Глава тридцать первая
Предыстория и фон раскрывают истинную суть человека или вещи. Если я не владею предысторией и фоном, то человек передо мною бесплотен, вещь – бесплотна.
Хуан Хименес. ИзбранноеЭто похоже на поиск решения в особо трудном кроссворде, подумал Морс, когда в одиннадцать часов тем же вечером сидел в своей гостиной в северном Оксфорде, увенчав все выпитое за день несколькими глотками «Гленфидича» и снова и снова вглядываясь в фотографии, которые Маргарет Далей отдала ему. Чем больше он разглядывал новую улику, тем меньше понимал ее. Необходимо отстраниться, посмотреть на вещи в перспективе, конспективно охватить всю проблему.
Мужчина, изображенный на двух фотографиях, полностью завладел его вниманием. Невысокий либо среднего роста, чуть меньше тридцати лет, длинные белокурые волосы, одет в футболку и линялые синие джинсы, загорелый, с легкой тенью на скулах, предполагающей наличие однодневной щетины. Но эти детали не поддавались точному определению, чтобы считать их абсолютно надежными, чтобы быть абсолютно в чем-то уверенным; видимо, нажимающий на спуск камеры – почти наверняка нажимающая – не имел опыта работы при ярком солнце, заливавшем ярким светом садик, где были сделаны снимки. Хотя Морс знал очень мало (ну, если честно, то вообще ничего не знал) о фотографии, он тем не менее начал подозревать, что снимающий был более компетентен в организации "предмета" относительно "фона", чем ему показалось сначала.

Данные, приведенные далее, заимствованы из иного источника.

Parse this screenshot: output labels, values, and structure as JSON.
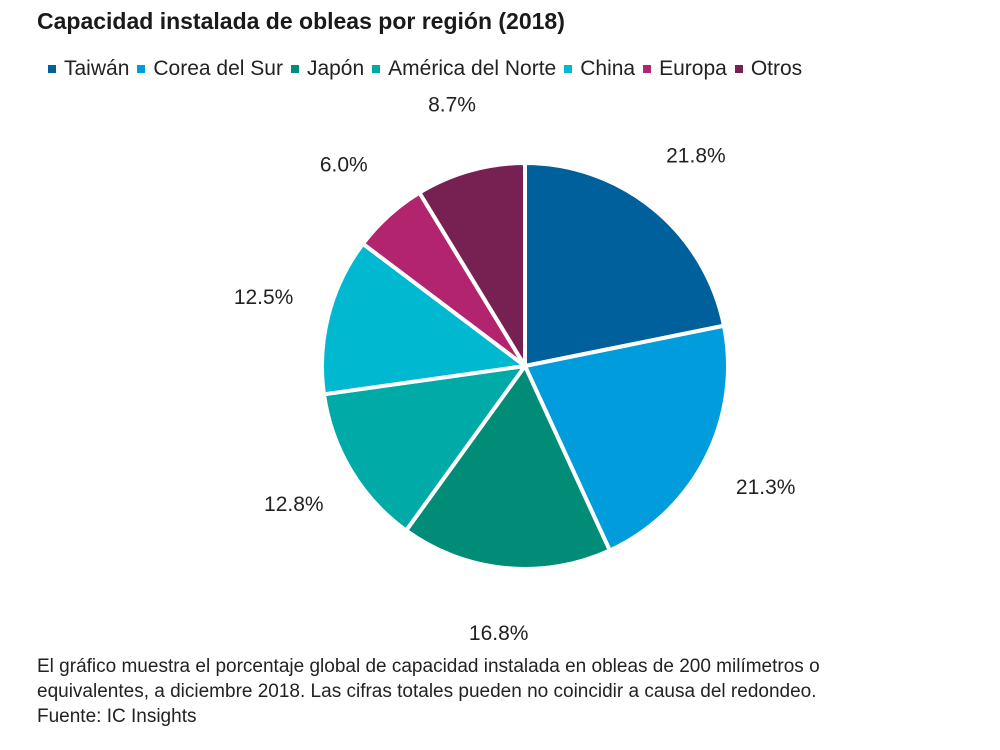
{
  "chart_data": {
    "type": "pie",
    "title": "Capacidad instalada de obleas por región (2018)",
    "categories": [
      "Taiwán",
      "Corea del Sur",
      "Japón",
      "América del Norte",
      "China",
      "Europa",
      "Otros"
    ],
    "values": [
      21.8,
      21.3,
      16.8,
      12.8,
      12.5,
      6.0,
      8.7
    ],
    "value_labels": [
      "21.8%",
      "21.3%",
      "16.8%",
      "12.8%",
      "12.5%",
      "6.0%",
      "8.7%"
    ],
    "colors": [
      "#00609b",
      "#009cdc",
      "#008c77",
      "#00aaa7",
      "#00b9d0",
      "#b3246f",
      "#772152"
    ],
    "legend_position": "top",
    "start_angle": "12 o'clock",
    "direction": "clockwise"
  },
  "caption": {
    "line1": "El gráfico muestra el porcentaje global de capacidad instalada en obleas de 200 milímetros o",
    "line2": "equivalentes, a diciembre 2018. Las cifras totales pueden no coincidir a causa del redondeo.",
    "line3": "Fuente: IC Insights"
  }
}
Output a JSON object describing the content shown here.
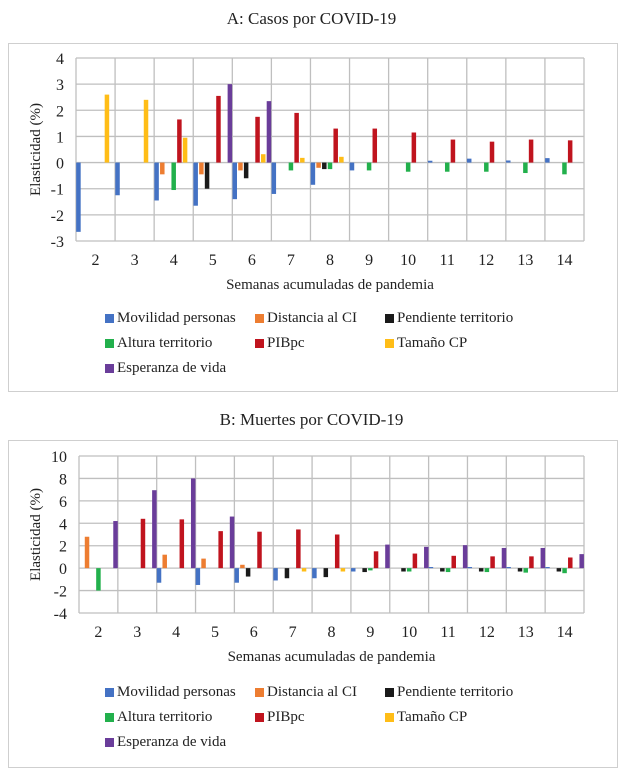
{
  "chart_data": [
    {
      "type": "bar",
      "title": "A: Casos por COVID-19",
      "xlabel": "Semanas acumuladas de pandemia",
      "ylabel": "Elasticidad (%)",
      "ylim": [
        -3,
        4
      ],
      "yticks": [
        "4",
        "3",
        "2",
        "1",
        "0",
        "-1",
        "-2",
        "-3"
      ],
      "ytick_values": [
        4,
        3,
        2,
        1,
        0,
        -1,
        -2,
        -3
      ],
      "grid": true,
      "legend_position": "bottom",
      "categories": [
        "2",
        "3",
        "4",
        "5",
        "6",
        "7",
        "8",
        "9",
        "10",
        "11",
        "12",
        "13",
        "14"
      ],
      "series": [
        {
          "name": "Movilidad personas",
          "color": "#4472c4",
          "values": [
            -2.65,
            -1.25,
            -1.45,
            -1.65,
            -1.4,
            -1.2,
            -0.85,
            -0.3,
            0,
            0.07,
            0.15,
            0.08,
            0.17
          ]
        },
        {
          "name": "Distancia al CI",
          "color": "#ed7d31",
          "values": [
            0,
            0,
            -0.45,
            -0.45,
            -0.3,
            0,
            -0.2,
            0,
            0,
            0,
            0,
            0,
            0
          ]
        },
        {
          "name": "Pendiente territorio",
          "color": "#1a1a1a",
          "values": [
            0,
            0,
            0,
            -1.0,
            -0.6,
            0,
            -0.25,
            0,
            0,
            0,
            0,
            0,
            0
          ]
        },
        {
          "name": "Altura territorio",
          "color": "#22b04c",
          "values": [
            0,
            0,
            -1.05,
            0,
            0,
            -0.3,
            -0.25,
            -0.3,
            -0.35,
            -0.35,
            -0.35,
            -0.4,
            -0.45
          ]
        },
        {
          "name": "PIBpc",
          "color": "#c0141e",
          "values": [
            0,
            0,
            1.65,
            2.55,
            1.75,
            1.9,
            1.3,
            1.3,
            1.15,
            0.88,
            0.8,
            0.88,
            0.85
          ]
        },
        {
          "name": "Tamaño CP",
          "color": "#ffbd17",
          "values": [
            2.6,
            2.4,
            0.95,
            0,
            0.32,
            0.18,
            0.22,
            0,
            0,
            0,
            0,
            0,
            0
          ]
        },
        {
          "name": "Esperanza de vida",
          "color": "#6a3d9a",
          "values": [
            0,
            0,
            0,
            3.0,
            2.35,
            0,
            0,
            0,
            0,
            0,
            0,
            0,
            0
          ]
        }
      ]
    },
    {
      "type": "bar",
      "title": "B: Muertes por COVID-19",
      "xlabel": "Semanas acumuladas de pandemia",
      "ylabel": "Elasticidad (%)",
      "ylim": [
        -4,
        10
      ],
      "yticks": [
        "10",
        "8",
        "6",
        "4",
        "2",
        "0",
        "-2",
        "-4"
      ],
      "ytick_values": [
        10,
        8,
        6,
        4,
        2,
        0,
        -2,
        -4
      ],
      "grid": true,
      "legend_position": "bottom",
      "categories": [
        "2",
        "3",
        "4",
        "5",
        "6",
        "7",
        "8",
        "9",
        "10",
        "11",
        "12",
        "13",
        "14"
      ],
      "series": [
        {
          "name": "Movilidad personas",
          "color": "#4472c4",
          "values": [
            0,
            0,
            -1.3,
            -1.5,
            -1.3,
            -1.1,
            -0.9,
            -0.3,
            0,
            0.1,
            0.1,
            0.1,
            0.1
          ]
        },
        {
          "name": "Distancia al CI",
          "color": "#ed7d31",
          "values": [
            2.8,
            0,
            1.2,
            0.85,
            0.3,
            0,
            0,
            0,
            0,
            0,
            0,
            0,
            0
          ]
        },
        {
          "name": "Pendiente territorio",
          "color": "#1a1a1a",
          "values": [
            0,
            0,
            0,
            0,
            -0.75,
            -0.9,
            -0.8,
            -0.35,
            -0.3,
            -0.3,
            -0.3,
            -0.3,
            -0.3
          ]
        },
        {
          "name": "Altura territorio",
          "color": "#22b04c",
          "values": [
            -2.0,
            0,
            0,
            0,
            0,
            0,
            0,
            -0.2,
            -0.3,
            -0.35,
            -0.35,
            -0.4,
            -0.45
          ]
        },
        {
          "name": "PIBpc",
          "color": "#c0141e",
          "values": [
            0,
            4.4,
            4.35,
            3.3,
            3.25,
            3.45,
            3.0,
            1.5,
            1.3,
            1.1,
            1.05,
            1.05,
            0.95
          ]
        },
        {
          "name": "Tamaño CP",
          "color": "#ffbd17",
          "values": [
            0,
            0,
            0,
            0,
            0,
            -0.3,
            -0.3,
            0,
            0,
            0,
            0,
            0,
            0
          ]
        },
        {
          "name": "Esperanza de vida",
          "color": "#6a3d9a",
          "values": [
            4.2,
            6.95,
            8.0,
            4.6,
            0,
            0,
            0,
            2.1,
            1.9,
            2.05,
            1.8,
            1.8,
            1.25
          ]
        }
      ]
    }
  ]
}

Человек был сфотографирован под углом, слева отчетливо виднелся дом: трехэтажный, светло-красного кирпича, со слегка приоткрытым французским окном на первом этаже, с другим окном, сразу над первым, а над ним еще одно окно. Все оконные переплеты выкрашены в белый цвет, а труба водостока, тянущаяся от крыши до первого этажа, – в черный. Справа – невысокое дерево с большими резными листьями, опознать которое Морс не мог по причине малых (практически отсутствующих) знаний о такого рода вещах. Но фотография говорила еще кое о чем. Несомненно, фотограф или сидел, или присел на корточки, или встал на колени, поскольку голова человека оказалась несколько выше уровня ограды садика (ограда отчетливо просматривалась за листвой и кустами). Немного выгнутая (так казалось) линия крыши простиралась над головой мужчины и обрывалась посередине, обрезанная краем кадра; но все же позволяла догадаться, что дом, возможно, представляет собой дом-террасу[12]?
Потрясающе, сказал себе Морс, как много он умудрился прохлопать при первом взгляде на фотографию. Со странным убеждением, что отыщет окончательную разгадку тайны, если достаточно долго будет смотреть на фотографии, он уставился на них, пока не стал различать два дома вместо одного. Он не смог точно определить, было ли то внутреннее прозрение или опьянение. Хотя, ну и что с того? Ну и что с того, что дом есть часть дома-террасы? Трехэтажных домов-террас из красного кирпича в Великобритании насчитывается великое множество; только в Оксфорде их должно быть... Морс потряс головой и перетряхнул заодно и свои мысли. Нет. Найти дом и садик за ним практически невозможно; фактически остается только одно – лицо молодого человека.